# AKC: Fox News E-Collar Segment



## kellygh (Oct 25, 2010)

Hi All! Did anyone see the Fox news segment yesterday on the use of e-collars? I've attached the link. This has been a topic of conversation on the pointing dog forum, and some of us, along with Martha Greenlee, have chosen to contact our AKC delegate & the interviewee. Christopher Walker ([email protected]) has been sending out a canned response but appears to be the point person. 

The AKC position was one-sided, negative, and factually incorrect. While e-collars can certainly be detrimental to our canine friends in the wrong hands, they can be an excellent means of communication in the field when used correctly. Within the West method, they are not used as punishment; furthermore, they can be used on vibration, tone, and are often very effective on stimulus levels barely detectable on human skin. With the AKC being the primary registry in the states, and prominent canine education/titiling organization, it is irresponsible and incorrect to imply the absence of e-collar use is commensurate with humane and positive training. 

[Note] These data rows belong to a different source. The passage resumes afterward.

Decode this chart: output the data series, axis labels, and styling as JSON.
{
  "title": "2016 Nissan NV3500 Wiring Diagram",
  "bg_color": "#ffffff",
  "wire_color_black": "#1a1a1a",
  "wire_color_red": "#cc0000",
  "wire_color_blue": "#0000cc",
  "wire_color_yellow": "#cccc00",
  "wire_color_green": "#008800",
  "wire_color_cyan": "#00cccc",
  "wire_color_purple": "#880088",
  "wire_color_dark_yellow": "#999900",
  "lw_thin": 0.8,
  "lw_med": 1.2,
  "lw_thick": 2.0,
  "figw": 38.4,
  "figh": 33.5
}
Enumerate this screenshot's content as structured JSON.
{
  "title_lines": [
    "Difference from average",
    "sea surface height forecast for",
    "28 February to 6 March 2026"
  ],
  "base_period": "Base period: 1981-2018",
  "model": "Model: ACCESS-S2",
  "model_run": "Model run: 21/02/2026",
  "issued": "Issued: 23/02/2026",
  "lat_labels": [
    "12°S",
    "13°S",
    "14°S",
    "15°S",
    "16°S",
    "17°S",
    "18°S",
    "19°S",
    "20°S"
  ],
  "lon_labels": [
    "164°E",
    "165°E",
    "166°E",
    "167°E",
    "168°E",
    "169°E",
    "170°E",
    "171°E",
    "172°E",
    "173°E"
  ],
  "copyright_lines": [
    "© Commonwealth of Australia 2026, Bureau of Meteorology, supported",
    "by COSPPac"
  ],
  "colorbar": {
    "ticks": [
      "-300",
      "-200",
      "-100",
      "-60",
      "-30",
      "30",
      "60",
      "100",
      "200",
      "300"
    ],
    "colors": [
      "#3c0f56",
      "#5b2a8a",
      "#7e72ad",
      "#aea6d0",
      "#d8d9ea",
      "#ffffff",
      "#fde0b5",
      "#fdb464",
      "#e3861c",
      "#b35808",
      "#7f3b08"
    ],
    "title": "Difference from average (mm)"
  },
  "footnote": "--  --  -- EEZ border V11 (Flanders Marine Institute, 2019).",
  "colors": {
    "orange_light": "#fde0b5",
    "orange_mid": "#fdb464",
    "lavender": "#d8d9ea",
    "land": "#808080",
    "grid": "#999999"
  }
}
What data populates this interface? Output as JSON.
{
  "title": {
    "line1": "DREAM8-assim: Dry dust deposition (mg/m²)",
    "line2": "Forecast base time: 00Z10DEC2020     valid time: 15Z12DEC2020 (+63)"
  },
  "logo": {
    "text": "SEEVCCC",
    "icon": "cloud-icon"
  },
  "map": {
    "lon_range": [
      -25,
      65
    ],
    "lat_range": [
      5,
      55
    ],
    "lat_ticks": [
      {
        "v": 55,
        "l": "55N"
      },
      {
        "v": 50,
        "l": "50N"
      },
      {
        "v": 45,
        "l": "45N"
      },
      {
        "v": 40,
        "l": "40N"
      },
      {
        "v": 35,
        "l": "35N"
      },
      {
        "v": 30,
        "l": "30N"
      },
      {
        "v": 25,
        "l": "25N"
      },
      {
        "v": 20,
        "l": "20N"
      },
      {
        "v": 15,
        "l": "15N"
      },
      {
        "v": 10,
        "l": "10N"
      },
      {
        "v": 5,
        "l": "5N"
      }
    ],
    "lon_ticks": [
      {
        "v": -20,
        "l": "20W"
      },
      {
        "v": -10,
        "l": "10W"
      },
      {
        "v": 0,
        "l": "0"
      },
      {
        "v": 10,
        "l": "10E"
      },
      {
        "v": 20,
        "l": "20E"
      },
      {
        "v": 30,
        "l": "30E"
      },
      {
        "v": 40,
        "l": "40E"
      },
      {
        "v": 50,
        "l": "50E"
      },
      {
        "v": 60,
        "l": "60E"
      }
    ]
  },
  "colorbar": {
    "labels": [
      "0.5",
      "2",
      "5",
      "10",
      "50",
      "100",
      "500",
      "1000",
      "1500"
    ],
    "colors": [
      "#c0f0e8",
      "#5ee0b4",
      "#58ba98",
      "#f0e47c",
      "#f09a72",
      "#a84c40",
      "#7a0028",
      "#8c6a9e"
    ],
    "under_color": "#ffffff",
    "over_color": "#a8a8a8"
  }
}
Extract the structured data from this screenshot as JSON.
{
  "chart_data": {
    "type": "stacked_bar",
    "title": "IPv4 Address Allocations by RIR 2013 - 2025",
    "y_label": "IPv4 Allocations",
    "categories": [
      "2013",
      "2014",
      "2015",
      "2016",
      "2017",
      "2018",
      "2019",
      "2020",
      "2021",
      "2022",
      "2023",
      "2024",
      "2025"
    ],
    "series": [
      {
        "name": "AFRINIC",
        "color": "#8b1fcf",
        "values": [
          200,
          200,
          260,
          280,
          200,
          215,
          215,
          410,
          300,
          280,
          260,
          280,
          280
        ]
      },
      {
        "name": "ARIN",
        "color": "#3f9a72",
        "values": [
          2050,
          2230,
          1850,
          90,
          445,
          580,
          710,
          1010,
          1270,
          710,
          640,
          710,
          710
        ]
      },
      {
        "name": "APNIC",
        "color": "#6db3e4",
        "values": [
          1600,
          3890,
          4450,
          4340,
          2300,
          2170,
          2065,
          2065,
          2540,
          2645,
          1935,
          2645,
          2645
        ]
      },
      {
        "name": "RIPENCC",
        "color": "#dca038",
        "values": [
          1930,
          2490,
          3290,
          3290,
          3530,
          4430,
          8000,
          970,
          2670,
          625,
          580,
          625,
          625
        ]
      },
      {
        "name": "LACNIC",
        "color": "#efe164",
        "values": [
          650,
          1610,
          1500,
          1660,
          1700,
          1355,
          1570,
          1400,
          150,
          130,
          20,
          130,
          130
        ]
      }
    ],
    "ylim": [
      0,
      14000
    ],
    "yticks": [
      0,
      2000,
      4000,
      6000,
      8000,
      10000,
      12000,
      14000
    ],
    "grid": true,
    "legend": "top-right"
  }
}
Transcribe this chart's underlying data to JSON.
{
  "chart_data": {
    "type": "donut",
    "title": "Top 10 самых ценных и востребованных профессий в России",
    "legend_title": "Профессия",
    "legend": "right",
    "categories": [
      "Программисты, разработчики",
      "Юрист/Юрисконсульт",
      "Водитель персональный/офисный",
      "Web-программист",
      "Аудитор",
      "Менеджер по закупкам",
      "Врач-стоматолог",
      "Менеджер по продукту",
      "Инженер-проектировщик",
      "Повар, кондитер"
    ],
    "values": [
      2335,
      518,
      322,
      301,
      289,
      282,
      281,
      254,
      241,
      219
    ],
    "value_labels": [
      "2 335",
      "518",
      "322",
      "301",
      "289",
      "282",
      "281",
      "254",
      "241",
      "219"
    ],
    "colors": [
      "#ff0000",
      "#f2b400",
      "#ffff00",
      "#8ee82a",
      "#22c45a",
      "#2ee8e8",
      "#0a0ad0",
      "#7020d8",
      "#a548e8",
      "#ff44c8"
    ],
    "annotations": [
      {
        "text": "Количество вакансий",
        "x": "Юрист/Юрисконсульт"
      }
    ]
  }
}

IMO, we must be a voice in protecting the integrity of the Vizsla breed & their hunting heritage. Between the HSUS & some elements of AKC, it's important that owners, breeders, & trainers of the pointing breeds to hold those who purport to care accountable for their words & actions. The e-collar is just a tool, nothing more or less, in the chest. Just like a car or gun, it is the unskilled person or their choice to use for ill that is the problem, not the tool itself. As usual, it seems as if the "do-gooders" prefer to curtail choice and freedom rather than addressing the problem. Okay, I'm off my soap box & send well wishes to all you V lovers. I have been away from the forum for a while. Blessings--



http://video.foxnews.com/v/3782913580001/humane-to-use-shock-collars-for-dog-training/#sp=show-clips


----------



## R E McCraith (Nov 24, 2011)

just a short news story that gave neither side the time to show the +&- of the E-collar - AKC point if the pup is not perfect on commands KEEP IT on A LEAD is just plain STUPID - with that point of view - the vast majority of pups would never run FREE - that is cruel 2 me !!!!!!


----------



## Chaos911 (Oct 30, 2013)

E Collars don't ruin dogs. Humans do! 
Just like guns don't kill. Humans do!


----------